Ma Zhanshan Sam
Computational Biology and Medical Ecology Lab, State Key Laboratory of Genetic Resources and Evolution, Kunming Institute of Zoology, Chinese Academy of Sciences, Kunming, China.
Center for Excellence in Animal Evolution and Genetics, Chinese Academy of Sciences, Beijing, China.
J Med Virol. 2023 Apr;95(4):e28682. doi: 10.1002/jmv.28682.
The human virome, or the viral communities distributed on or in our body, is estimated to contain about 380 trillion of viruses (individuals), which has far reaching influences on our health and diseases. Obviously, the sheer numbers of viruses alone make the comparisons of two or multiple viromes extremely challenging. In fact, the theory of computation in computer science for so-termed NP-hard problems stipulates that the problem is unsolvable when the size of virome is sufficiently large even with fastest supercomputers. Practically, one has to develop heuristic and approximate algorithms to obtain practically satisfactory solutions for NP-hard problems. Here, we extend the species-specificity and specificity-diversity framework to develop a method for virome comparison (VC). The VC method consists of a pair of metrics: virus species specificity (VS) and virome specificity diversity (VSD) and corresponding pair of random search algorithms. Specifically, the VS and VS permutation (VSP) test can detect unique virus species (US) or enriched virus species (ES) in each virome (treatment), and the VSD and VSD permutation (VSDP) test can further determine holistic differences between two viromes or their subsets (assemblages of viruses). The test with four virome data sets demonstrated that the VC method is effective, efficient, and robust.

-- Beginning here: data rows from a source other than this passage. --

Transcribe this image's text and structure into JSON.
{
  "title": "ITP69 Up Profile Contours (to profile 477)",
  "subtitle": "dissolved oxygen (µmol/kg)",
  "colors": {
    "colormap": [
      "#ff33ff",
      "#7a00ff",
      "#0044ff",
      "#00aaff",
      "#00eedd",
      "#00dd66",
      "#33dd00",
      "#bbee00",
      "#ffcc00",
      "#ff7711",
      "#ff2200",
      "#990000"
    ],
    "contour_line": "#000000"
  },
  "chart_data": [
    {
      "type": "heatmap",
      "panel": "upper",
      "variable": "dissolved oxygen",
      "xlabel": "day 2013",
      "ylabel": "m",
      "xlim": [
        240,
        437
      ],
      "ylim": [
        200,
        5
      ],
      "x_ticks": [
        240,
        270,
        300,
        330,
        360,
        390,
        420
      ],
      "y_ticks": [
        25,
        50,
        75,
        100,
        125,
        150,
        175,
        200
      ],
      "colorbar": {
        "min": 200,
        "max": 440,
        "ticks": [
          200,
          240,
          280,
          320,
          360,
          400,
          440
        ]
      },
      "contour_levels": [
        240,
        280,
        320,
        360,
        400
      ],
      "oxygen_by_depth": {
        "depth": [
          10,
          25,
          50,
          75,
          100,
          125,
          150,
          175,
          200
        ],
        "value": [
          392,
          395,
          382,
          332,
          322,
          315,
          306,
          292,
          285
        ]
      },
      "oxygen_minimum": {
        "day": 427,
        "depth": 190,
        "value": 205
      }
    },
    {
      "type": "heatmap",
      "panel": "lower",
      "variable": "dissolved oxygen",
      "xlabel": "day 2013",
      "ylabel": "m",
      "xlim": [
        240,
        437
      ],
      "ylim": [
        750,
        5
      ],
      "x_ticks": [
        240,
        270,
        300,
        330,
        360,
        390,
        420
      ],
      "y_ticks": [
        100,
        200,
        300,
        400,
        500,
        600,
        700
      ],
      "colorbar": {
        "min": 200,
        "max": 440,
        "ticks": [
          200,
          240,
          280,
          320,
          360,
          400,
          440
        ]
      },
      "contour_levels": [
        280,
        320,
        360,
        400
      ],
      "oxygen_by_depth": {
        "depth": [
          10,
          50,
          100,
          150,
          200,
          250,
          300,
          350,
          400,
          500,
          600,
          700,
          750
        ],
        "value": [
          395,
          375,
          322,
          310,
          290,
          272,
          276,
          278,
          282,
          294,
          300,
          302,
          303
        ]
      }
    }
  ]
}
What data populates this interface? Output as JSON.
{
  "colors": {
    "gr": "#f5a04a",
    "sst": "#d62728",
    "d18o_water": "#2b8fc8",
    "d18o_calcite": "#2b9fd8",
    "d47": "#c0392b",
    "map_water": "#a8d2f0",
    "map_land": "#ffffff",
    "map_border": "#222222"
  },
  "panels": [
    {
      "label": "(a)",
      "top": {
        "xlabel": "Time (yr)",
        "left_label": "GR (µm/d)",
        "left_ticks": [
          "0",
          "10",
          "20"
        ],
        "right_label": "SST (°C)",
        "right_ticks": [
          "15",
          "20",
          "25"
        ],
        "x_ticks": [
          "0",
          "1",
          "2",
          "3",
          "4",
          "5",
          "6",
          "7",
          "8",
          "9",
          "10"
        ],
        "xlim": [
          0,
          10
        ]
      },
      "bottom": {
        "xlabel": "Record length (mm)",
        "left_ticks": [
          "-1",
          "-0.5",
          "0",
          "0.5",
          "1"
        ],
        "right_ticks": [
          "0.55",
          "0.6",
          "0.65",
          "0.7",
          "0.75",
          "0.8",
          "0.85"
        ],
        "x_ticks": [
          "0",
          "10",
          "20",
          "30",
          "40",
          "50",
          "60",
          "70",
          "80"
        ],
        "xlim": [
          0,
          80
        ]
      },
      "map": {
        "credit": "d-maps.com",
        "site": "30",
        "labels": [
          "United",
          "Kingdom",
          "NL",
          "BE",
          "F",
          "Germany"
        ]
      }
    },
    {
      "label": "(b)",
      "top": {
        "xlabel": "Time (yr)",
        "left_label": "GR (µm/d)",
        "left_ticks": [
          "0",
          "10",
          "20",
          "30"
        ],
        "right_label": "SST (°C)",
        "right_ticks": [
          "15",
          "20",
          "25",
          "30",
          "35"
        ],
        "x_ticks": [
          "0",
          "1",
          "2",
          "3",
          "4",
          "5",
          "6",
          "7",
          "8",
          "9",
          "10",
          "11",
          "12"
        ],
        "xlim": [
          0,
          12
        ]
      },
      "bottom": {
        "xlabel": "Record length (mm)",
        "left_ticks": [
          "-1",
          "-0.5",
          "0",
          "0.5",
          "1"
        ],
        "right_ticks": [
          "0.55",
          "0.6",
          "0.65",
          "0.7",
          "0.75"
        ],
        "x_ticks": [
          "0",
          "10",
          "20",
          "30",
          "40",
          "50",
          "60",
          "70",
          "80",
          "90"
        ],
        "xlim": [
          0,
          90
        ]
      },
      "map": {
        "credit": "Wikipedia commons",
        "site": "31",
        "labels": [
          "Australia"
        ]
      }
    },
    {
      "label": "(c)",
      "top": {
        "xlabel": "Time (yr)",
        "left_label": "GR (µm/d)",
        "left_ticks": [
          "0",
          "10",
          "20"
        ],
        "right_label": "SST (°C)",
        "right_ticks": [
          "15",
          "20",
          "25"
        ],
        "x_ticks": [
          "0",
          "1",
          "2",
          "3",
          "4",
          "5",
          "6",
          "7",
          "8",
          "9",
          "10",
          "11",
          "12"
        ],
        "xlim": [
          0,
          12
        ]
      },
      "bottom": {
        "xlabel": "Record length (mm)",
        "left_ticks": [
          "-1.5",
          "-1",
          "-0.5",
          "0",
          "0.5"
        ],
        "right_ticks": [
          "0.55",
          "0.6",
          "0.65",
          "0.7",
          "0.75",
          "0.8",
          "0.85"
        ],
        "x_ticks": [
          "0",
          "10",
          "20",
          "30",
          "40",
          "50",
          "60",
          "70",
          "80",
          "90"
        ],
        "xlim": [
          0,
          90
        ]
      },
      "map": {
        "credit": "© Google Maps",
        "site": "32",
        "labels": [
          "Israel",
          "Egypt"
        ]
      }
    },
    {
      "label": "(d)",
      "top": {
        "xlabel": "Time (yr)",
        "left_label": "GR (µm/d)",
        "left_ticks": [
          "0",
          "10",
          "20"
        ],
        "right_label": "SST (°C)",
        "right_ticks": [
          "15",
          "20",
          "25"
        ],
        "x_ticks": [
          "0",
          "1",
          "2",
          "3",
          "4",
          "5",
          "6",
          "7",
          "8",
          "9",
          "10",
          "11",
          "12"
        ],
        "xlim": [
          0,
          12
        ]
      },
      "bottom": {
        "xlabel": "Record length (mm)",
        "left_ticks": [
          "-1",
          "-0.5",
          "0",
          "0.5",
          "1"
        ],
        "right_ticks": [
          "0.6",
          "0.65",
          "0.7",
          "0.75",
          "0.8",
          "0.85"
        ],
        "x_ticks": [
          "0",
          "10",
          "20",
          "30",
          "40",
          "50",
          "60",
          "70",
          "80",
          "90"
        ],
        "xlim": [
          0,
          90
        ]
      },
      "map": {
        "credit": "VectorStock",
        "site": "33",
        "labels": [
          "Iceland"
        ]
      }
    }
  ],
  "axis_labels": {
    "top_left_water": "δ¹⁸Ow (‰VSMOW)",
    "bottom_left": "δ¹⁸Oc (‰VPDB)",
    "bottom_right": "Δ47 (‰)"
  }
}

人类病毒组,即分布在我们身体上或体内的病毒群落,估计包含约380万亿个病毒(个体),这对我们的健康和疾病有着深远的影响。显然,仅病毒的数量之多就使得比较两个或多个病毒组极具挑战性。事实上,计算机科学中针对所谓NP难问题的计算理论规定,即使使用最快的超级计算机,当病毒组规模足够大时,该问题也无法解决。实际上,人们必须开发启发式和近似算法来获得NP难问题的实际满意解决方案。在此,我们扩展了物种特异性和特异性多样性框架,以开发一种病毒组比较(VC)方法。VC方法由一对指标组成:病毒物种特异性(VS)和病毒组特异性多样性(VSD)以及相应的一对随机搜索算法。具体而言,VS和VS置换(VSP)测试可以检测每个病毒组(处理组)中的独特病毒物种(US)或富集病毒物种(ES),而VSD和VSD置换(VSDP)测试可以进一步确定两个病毒组或其子集(病毒组合)之间的整体差异。对四个病毒组数据集的测试表明,VC方法是有效、高效且稳健的。